O homem não pode ser feliz só por sua vontade, indiferente ao mundo, imune às calamidades; não é só por disposição interna que o homem alcança a felicidade, mas está também suscetível aos fatores externos, à influência do ambiente em que se encontra. Embora possa o homem, mesmo perdendo sua felicidade, jamais deixar de ser virtuoso (Príamo [1101a] seria o exemplo do homem vitimado pelas circunstâncias da vida, o qual perde a felicidade, mas não deixa de ser virtuoso). Posso pensar a virtude sem felicidade, mas não posso pensar a felicidade sem virtude. Felicidade não é bem estar, é bem viver.

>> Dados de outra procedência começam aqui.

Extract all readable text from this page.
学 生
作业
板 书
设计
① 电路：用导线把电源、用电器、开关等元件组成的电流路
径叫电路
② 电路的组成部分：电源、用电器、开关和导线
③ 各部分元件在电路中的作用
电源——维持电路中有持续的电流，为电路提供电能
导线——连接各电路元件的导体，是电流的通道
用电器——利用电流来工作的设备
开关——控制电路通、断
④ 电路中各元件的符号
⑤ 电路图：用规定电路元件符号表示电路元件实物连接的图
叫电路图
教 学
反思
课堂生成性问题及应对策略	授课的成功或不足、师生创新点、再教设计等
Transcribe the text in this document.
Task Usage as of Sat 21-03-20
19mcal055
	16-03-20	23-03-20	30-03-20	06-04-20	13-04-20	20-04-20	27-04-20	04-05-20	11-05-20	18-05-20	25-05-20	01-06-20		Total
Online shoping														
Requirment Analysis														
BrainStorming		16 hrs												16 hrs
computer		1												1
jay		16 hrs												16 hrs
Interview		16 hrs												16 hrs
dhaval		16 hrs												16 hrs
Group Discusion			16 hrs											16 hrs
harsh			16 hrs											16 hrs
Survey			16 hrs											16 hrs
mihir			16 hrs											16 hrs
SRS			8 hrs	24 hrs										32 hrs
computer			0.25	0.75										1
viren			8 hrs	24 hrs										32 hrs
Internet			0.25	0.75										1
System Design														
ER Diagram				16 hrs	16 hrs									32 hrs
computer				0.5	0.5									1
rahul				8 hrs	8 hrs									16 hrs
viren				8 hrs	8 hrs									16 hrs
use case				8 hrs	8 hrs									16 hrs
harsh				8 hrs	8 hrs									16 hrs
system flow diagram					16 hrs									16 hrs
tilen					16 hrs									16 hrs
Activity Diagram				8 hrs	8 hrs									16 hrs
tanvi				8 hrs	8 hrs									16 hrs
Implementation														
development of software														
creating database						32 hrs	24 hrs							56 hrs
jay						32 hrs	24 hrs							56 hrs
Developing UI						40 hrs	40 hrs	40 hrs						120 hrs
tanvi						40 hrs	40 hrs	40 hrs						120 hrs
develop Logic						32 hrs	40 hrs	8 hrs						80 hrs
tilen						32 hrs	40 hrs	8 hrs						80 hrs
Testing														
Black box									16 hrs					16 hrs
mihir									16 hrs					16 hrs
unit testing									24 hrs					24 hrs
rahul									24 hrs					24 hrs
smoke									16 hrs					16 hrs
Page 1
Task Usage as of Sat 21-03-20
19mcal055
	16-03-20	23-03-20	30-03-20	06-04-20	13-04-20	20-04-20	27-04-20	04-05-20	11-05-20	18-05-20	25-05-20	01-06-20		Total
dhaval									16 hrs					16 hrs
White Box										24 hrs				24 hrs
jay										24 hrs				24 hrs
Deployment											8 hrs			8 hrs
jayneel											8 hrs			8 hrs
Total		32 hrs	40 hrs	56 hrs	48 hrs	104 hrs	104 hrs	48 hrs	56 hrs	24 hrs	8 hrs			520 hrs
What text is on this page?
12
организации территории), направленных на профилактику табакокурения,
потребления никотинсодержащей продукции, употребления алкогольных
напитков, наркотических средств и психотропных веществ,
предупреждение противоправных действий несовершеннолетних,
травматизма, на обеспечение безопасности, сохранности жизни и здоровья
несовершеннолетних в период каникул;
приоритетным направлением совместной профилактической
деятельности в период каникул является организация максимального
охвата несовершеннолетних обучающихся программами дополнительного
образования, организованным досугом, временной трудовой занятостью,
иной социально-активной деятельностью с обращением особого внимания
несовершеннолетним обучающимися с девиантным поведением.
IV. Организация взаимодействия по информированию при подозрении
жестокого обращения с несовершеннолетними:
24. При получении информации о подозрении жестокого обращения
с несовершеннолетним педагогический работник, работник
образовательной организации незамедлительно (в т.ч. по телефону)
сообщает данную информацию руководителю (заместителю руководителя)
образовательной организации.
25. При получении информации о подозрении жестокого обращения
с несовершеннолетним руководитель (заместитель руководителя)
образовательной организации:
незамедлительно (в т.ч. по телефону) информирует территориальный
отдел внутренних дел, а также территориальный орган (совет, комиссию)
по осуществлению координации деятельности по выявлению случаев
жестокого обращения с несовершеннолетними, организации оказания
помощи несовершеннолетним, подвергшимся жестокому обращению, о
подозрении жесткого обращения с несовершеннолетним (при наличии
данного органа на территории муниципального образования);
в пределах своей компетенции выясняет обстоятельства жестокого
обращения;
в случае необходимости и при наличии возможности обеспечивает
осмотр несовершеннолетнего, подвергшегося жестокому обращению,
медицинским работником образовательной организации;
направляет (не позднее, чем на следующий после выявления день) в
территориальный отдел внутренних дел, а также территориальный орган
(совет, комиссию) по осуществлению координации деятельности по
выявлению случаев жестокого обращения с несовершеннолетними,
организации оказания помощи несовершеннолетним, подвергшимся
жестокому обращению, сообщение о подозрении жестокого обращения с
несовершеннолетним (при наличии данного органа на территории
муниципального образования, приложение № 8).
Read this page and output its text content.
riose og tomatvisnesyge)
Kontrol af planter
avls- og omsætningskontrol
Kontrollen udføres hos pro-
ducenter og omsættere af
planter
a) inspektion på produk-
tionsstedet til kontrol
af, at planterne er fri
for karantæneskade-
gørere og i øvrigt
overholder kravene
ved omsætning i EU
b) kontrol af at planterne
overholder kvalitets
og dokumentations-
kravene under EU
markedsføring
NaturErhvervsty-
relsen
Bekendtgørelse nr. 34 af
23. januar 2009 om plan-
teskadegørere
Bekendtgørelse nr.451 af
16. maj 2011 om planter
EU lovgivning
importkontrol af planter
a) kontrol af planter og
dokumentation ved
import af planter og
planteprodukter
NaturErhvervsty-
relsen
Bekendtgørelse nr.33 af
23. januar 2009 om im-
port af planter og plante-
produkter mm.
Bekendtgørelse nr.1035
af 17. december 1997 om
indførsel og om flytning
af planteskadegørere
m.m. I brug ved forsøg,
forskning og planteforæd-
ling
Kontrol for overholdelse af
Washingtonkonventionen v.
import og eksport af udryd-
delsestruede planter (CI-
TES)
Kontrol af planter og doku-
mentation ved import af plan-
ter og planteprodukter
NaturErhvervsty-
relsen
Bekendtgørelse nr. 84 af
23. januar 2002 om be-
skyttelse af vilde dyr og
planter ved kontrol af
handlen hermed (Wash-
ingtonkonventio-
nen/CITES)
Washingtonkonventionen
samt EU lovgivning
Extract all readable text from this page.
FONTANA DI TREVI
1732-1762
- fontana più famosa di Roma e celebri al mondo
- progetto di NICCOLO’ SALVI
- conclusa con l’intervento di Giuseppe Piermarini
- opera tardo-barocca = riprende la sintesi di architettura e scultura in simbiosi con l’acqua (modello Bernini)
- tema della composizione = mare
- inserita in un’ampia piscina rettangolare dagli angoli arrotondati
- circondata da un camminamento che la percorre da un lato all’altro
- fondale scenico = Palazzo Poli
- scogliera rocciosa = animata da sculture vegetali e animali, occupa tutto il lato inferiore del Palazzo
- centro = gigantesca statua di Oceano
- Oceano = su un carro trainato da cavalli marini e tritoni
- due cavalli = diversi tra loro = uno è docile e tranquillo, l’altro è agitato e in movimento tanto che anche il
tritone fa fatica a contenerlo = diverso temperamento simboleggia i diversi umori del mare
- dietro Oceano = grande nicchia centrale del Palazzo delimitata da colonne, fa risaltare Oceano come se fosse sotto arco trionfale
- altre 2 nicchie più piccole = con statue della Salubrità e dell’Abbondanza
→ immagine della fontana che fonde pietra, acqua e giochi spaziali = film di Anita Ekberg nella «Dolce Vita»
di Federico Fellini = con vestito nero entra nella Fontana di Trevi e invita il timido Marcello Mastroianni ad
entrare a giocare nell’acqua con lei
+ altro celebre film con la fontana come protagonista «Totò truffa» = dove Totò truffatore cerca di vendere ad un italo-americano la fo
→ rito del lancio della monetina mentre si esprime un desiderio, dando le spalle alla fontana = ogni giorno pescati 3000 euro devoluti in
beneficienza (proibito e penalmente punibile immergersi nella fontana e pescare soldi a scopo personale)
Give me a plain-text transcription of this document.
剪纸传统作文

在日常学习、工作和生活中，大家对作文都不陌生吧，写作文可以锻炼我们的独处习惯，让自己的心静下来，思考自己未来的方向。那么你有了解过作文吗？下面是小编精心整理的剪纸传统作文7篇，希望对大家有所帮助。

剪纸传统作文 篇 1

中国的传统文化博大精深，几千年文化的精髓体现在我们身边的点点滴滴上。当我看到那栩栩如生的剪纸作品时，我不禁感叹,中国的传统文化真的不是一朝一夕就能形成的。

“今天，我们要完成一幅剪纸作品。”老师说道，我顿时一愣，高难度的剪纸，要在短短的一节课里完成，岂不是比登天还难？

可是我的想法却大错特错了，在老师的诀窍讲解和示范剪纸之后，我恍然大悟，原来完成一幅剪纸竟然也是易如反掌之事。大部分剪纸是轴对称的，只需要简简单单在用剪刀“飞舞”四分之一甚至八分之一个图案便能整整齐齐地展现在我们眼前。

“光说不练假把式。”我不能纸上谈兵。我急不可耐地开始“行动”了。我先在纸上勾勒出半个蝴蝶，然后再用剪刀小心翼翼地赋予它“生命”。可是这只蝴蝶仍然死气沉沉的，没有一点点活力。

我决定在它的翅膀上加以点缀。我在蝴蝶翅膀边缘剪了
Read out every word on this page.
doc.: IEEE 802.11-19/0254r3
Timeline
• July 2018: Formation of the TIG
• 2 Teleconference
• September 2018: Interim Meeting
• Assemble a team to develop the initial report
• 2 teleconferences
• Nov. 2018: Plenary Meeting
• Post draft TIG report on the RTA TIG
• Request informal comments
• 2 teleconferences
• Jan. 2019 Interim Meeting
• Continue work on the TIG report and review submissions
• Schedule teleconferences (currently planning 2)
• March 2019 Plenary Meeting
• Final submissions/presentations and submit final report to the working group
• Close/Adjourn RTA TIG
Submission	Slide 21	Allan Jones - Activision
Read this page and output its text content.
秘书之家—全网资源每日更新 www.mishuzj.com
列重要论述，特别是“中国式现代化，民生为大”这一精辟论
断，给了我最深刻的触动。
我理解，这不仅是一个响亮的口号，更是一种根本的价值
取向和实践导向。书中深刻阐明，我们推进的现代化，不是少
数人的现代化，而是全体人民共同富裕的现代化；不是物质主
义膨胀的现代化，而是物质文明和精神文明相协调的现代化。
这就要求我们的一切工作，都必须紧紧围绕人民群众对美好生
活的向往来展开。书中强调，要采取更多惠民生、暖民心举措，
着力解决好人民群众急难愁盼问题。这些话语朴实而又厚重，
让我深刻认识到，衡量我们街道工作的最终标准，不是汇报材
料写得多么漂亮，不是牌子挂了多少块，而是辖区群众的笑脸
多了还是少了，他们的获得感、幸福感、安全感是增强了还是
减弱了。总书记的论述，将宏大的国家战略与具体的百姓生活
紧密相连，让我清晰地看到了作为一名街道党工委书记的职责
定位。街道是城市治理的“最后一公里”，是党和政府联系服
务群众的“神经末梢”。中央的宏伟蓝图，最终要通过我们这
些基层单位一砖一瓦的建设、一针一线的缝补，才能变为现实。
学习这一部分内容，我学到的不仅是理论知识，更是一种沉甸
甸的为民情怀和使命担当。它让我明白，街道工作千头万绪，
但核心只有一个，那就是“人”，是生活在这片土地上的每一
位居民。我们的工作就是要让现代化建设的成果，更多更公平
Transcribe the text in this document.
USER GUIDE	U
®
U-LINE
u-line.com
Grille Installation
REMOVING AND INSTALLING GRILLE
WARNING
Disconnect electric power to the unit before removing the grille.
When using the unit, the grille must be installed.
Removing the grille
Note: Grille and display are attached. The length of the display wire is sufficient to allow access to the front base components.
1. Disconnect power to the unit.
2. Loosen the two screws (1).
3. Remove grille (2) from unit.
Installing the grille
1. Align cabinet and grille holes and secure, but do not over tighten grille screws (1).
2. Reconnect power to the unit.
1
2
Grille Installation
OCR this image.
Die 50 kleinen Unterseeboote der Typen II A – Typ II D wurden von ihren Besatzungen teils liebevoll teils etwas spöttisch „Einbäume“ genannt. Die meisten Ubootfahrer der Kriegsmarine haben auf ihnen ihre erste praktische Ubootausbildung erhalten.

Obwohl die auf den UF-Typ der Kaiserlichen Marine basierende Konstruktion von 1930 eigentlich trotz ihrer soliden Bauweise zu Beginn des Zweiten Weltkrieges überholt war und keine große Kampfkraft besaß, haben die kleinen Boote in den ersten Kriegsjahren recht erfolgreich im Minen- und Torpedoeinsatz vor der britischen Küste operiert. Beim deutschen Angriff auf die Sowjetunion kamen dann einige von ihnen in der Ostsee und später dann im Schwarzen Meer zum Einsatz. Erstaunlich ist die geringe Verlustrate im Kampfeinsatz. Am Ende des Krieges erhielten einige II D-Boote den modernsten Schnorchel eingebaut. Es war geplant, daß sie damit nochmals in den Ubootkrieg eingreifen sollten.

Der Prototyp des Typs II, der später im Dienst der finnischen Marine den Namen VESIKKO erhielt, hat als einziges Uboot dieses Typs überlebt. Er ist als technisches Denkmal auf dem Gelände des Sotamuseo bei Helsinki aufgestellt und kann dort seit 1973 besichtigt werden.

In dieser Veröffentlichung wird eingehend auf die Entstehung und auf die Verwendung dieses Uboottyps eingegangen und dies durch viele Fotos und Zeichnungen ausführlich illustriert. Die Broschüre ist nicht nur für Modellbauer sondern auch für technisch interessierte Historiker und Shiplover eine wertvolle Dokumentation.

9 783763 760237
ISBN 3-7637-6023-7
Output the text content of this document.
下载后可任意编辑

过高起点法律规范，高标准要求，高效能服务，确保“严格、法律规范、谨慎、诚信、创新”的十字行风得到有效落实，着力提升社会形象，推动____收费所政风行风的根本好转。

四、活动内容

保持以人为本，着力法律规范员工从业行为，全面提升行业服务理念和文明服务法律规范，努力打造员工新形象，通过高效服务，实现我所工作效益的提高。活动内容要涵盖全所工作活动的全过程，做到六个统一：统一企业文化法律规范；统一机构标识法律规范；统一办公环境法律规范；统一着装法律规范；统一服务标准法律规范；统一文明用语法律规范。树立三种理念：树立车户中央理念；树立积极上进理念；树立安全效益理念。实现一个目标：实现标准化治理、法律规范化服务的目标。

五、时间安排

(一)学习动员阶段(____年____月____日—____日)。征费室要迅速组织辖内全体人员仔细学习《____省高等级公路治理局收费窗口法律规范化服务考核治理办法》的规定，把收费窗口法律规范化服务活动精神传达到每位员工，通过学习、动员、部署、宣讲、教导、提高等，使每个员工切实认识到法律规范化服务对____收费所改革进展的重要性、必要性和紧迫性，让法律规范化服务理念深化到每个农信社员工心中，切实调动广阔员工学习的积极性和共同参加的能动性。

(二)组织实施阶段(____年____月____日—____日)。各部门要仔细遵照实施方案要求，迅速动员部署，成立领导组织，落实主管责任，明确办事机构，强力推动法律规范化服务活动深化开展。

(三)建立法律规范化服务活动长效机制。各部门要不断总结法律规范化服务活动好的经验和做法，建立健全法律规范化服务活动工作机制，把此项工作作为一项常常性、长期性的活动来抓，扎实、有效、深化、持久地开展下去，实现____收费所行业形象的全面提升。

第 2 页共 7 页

Existe uma pluralidade de bens (razão, honra, prazer, etc.) que nos ajudam a sermos felizes, porém o principal deles é a virtude. A felicidade é uma atividade da alma que consiste em estar atento aos bens e organizá-los, mas ela mesma não deve ser contada como um bem entre os outros, pois, como já se disse, ela é o sumo bem.
Pelo que foi acima exposto percebemos que a moral (eudaimonista) aristotélica não é intelectualista, mas encontra-se na harmonia entre razão e paixão. Agir com razão é agir moralmente e não agir racionalmente.